Living from Minimum Wage

We know in the world of today, most households have two incomes to maintain the basic everyday needs. We all have worked jobs that paid bare minimum, gave crappy hours along with fatigue. Gilbert and Henslin divided the lower class into the Working Poor and the Underclass (Gilbert The American Class Structure 1998). The Working Poor’s employment is in the service and manual labor and the Underclass relies solely on government aid and has not participate in the workforce.

There are about 3 million workers in the United States that worked full time year round last year and still fell below the National poverty level. If everyone earns exactly the same amount of money, then the income distribution would be perfectly equal. If no one earns any money except for one person, who earns all of the money, then the income distribution would be perfectly unequal. Distribution is usually somewhere in the middle of perfectly equal or unequal. Some will argue that increasing the minimum will hurt the economy because it will cause companies the inability to create new positions.

If these entry level jobs are minimum wage to suit the teenagers of legal working age, then why are companies paying adult workers the same wage? The original policy objective of minimum wage legislation was to protect women and children, who were thought to be the most vulnerable and exploited groups of workers. Around the time of early minimum wage legislation, related legislation was also being implemented to protect workers from excessive long hours of work and poor working conditions.

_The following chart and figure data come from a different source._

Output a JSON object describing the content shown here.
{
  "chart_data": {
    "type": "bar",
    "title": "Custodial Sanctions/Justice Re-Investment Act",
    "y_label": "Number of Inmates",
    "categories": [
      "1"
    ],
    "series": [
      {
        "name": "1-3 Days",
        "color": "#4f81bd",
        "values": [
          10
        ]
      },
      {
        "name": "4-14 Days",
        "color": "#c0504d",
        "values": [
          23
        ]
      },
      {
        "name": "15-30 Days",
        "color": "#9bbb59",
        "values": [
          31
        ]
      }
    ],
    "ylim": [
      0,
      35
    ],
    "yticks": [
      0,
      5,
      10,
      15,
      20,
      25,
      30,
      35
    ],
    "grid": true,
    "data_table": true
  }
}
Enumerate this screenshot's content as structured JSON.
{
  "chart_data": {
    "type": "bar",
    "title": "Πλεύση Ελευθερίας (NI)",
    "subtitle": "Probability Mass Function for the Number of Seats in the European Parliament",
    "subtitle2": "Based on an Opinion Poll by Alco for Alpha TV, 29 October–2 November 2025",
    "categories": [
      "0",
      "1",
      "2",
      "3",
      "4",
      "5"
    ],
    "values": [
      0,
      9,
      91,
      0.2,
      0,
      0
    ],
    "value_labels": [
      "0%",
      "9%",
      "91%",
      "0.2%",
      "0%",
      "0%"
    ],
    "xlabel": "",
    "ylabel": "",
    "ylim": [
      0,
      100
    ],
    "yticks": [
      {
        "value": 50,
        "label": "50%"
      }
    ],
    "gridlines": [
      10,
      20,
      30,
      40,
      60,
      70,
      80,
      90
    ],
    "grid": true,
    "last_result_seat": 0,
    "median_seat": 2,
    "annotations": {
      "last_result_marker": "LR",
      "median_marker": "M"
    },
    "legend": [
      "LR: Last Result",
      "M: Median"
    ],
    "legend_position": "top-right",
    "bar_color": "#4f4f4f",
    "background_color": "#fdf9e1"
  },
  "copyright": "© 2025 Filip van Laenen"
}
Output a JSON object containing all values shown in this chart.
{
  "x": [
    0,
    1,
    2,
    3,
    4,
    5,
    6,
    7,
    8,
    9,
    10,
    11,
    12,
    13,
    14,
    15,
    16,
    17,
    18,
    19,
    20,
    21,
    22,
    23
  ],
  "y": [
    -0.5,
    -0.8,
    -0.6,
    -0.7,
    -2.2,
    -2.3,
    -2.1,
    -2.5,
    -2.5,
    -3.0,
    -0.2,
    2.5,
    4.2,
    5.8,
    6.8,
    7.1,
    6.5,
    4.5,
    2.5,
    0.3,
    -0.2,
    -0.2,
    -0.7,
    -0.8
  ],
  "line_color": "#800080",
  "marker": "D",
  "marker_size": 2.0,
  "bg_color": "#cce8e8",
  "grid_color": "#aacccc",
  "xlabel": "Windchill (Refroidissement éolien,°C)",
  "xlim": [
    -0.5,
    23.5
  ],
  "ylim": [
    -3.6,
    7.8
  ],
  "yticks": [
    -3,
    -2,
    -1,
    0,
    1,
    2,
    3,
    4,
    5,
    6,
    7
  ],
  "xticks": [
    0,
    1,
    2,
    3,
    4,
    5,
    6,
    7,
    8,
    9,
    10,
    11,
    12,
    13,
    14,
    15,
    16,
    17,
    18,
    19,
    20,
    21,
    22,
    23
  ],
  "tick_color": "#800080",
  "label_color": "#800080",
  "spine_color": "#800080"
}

The objectives of these legislations were meant to ensure that employment conditions met a set of minimum standards (Fortin, Lemieux 1998). Further the intended objectives of creating a minimum wage is to prevent the exploitation of workers by their employers, to stimulate a fair wage structure, to provide a minimum standard of living for low income workers and to help alleviate poverty, particularly amongst working families (Rutkowski, 2003). People that are going through minimum wage jobs need to have more than one job in order to pay for housing, food, and necessities.

Many of us has experienced the joy of two minimum wage jobs and somehow we still manage to play with our children and find a moments rest. We know that minimum wage jobs do not provide enough money for two months’ rent which is usually first month’s rent and deposit. We often find ourselves living where we can only afford simply stated by Ms. Ehrenreich, “As far as I can tell, the place isn’t a nest of drug dealers and prostitutes; these are just working people who don’t have enough capital to rent a normal apartment.

” in her story (World Views: Nickel and Dimed. p. 364). Even having multiple jobs are not enough to pay renting and the rest of the utility bills. Jobs have changed over the years. Jobs that used to pay an employee a suitable salary are cutting back on their employees’ paychecks due to economic problems. Minimum wage employers need to find a way to not overly push their workers to their limits and pay them adequately for well-earned money. At one time I thought that working a 3rd shift at a convenience store was difficult but I was wrong.

I am currently working at a local retail store, where they claim to be a team player. I have learned very quickly how the retail system works. In my case I am crossed trained in many areas of the store, however I work in Logistics. I have a 40-hour workload compressed into an 18-hour week now. It is hard to get by because the hours aren’t enough or the pay is too low. You will noticed no matter how hard you work, how much you help your fellow co-workers, everyone else is getting lead positions.

There are many people that work with their company for years and yet they are still overlooked by the employer and a new candidate gets the new position. Is it that easy to settled or could we just get caught up with every day stresses of live? Most of America don’t accept minimum wage jobs because they want, we do it because we have to. Fortin. Lemieux. “Instutuional Changes and Rising Wage Inquality: Is There Linkage. ” Economics Perspectives (1998). “Nickel and Dimed. ” World Views. n. d. 359-370.